Zoanthus sociatus

From Wikipedia, the free encyclopedia
Jump to navigation Jump to search
Zoanthus sociatus
FMIB 50093 Zoanthus socialis (Cuvier).jpeg
Scientific classification
Kingdom: Animalia
Phylum: Cnidaria
Class: Anthozoa
Subclass: Hexacorallia
Order: Zoanthidea
Suborder: Brachycnemina
Family: Zoanthidae
Genus: Zoanthus
Species: Z. Sociatus
Binomial name
Zoanthus Sociatus
(Ellis & Solander, 1786)[1]

Zoanthus sociatus (commonly known as the green sea mat or button polyp) is a zoanthid usually found in shallow reef zones of tropical regions from Caribbean to southeastern Brazil. Z. sociatus is currently being studied for its use against human lymphatic parasites.


Zoanthus sociatus has nematocysts, which makes it a cnidarian. As it has polyp morphology, it is an anthozoan. It also has tentacles in multiples of 6, so it falls under the subclass Hexacorallia. It is in the order Zoanthidea due to its lack of a calcium carbonate skeleton.

Forms elaborate piecemeal mats of normally green to turquoise polyps. They are often found on reef flats exposed to high light intensity and intermittently strong currents. Stolon-connected polyps normally have 30 short tentacles, polyps are extended continuously day and night and feed predominantly on detritus, not zooplankton.


Z. Sociatus can be found in the lower intertidal and upper subtidal zones on protected Caribbean reefs. It is a sessile, colonial organism.
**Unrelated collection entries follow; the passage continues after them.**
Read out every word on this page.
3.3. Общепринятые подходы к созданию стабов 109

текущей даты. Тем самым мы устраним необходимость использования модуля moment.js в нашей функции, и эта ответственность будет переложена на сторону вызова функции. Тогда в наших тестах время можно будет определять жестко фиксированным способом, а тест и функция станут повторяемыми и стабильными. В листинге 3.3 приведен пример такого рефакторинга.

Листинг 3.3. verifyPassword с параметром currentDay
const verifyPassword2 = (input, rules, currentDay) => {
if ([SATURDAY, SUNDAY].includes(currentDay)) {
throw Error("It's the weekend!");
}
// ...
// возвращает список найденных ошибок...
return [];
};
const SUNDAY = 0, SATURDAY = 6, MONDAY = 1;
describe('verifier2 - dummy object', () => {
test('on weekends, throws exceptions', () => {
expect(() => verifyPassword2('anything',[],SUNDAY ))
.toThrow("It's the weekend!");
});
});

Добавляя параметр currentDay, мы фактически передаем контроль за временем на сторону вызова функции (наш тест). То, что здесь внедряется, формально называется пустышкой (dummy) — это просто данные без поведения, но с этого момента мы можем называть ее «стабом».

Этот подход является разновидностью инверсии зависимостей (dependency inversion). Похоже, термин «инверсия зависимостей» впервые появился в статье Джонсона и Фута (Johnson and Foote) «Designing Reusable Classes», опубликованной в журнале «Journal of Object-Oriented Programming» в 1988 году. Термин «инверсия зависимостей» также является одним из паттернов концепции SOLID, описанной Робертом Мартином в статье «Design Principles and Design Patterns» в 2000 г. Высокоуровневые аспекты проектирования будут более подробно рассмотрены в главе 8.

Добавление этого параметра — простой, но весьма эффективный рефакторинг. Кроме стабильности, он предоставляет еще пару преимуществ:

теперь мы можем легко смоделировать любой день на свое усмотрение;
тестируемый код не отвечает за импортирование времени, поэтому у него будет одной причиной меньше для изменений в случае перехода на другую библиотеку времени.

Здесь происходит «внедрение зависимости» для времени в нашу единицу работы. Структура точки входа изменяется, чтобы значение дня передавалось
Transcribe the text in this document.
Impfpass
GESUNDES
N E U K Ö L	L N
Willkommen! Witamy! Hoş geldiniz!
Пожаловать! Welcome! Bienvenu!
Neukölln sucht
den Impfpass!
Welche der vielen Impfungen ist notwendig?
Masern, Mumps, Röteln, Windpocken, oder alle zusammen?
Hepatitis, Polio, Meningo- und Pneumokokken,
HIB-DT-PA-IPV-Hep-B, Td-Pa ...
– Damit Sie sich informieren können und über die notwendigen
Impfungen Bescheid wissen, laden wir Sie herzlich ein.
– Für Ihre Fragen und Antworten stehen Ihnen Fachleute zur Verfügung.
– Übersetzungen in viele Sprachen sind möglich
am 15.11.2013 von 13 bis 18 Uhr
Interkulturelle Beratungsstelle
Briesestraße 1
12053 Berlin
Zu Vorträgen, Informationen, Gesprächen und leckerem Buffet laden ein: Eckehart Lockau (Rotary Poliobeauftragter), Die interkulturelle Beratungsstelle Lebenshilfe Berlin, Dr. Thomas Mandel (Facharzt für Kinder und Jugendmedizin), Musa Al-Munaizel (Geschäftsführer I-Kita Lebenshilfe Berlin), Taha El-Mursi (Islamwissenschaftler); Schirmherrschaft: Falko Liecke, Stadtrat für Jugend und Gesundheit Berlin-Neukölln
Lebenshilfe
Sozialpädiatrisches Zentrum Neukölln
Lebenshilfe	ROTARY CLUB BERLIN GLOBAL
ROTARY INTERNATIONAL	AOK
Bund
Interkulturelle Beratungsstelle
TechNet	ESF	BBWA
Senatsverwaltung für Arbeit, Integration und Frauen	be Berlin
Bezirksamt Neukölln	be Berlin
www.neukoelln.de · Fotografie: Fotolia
Z. sociatus grows in the reef understory and on disturbed substrate. Z. sociatus can survive desiccation (an excessive loss of moisture) and lower levels of salinity. It appears to dominate other zoanthids.


Reproduction in Z. sociatus is mainly asexual although sexual reproduction may happen as well. There is extratentacular budding, which is the creation of a new polyp from an old polyp, and fission, a new fragment in formed.The size of a fragment is also controlled by the increasing rate of mortality with decreasing fragment size. A colony is generally genetically the same. Even when a colony is sexually reproductive, a large proportion of polyps remain infertile, which demonstrates the greater importance of asexual reproduction and growth.

Z. sociatus colonies do not become reproductive until they reach a certain size. They use external fertilization, and are mostly hermaphroditic, although some are male or protogynous (female and then male). Z. sociatus was found to reproduce seasonally in Panama, and synchronizes the release of gametes with extremely low tides.


Z. sociatus polyps obtain nearly half of their required energy from the zooxanthellae, organism that Z. Sociatus forms symbiosis with. Therefore, the rest of the energy must be obtained through feeding. Zoanthids have nematocysts on their mesenterial filaments that are used for prey capture. Z. sociatus will eat mostly anything that is the right size such as from Artemia cysts and dissolved organic matter. While zoanthids are less efficient heterotrophs, they produce more energy photosynthetically due to their lack of a calcified skeleton. The lack of a skeleton allows more light to reach the chloroplasts. To digest prey, it uses both extracellular and intracellular methods.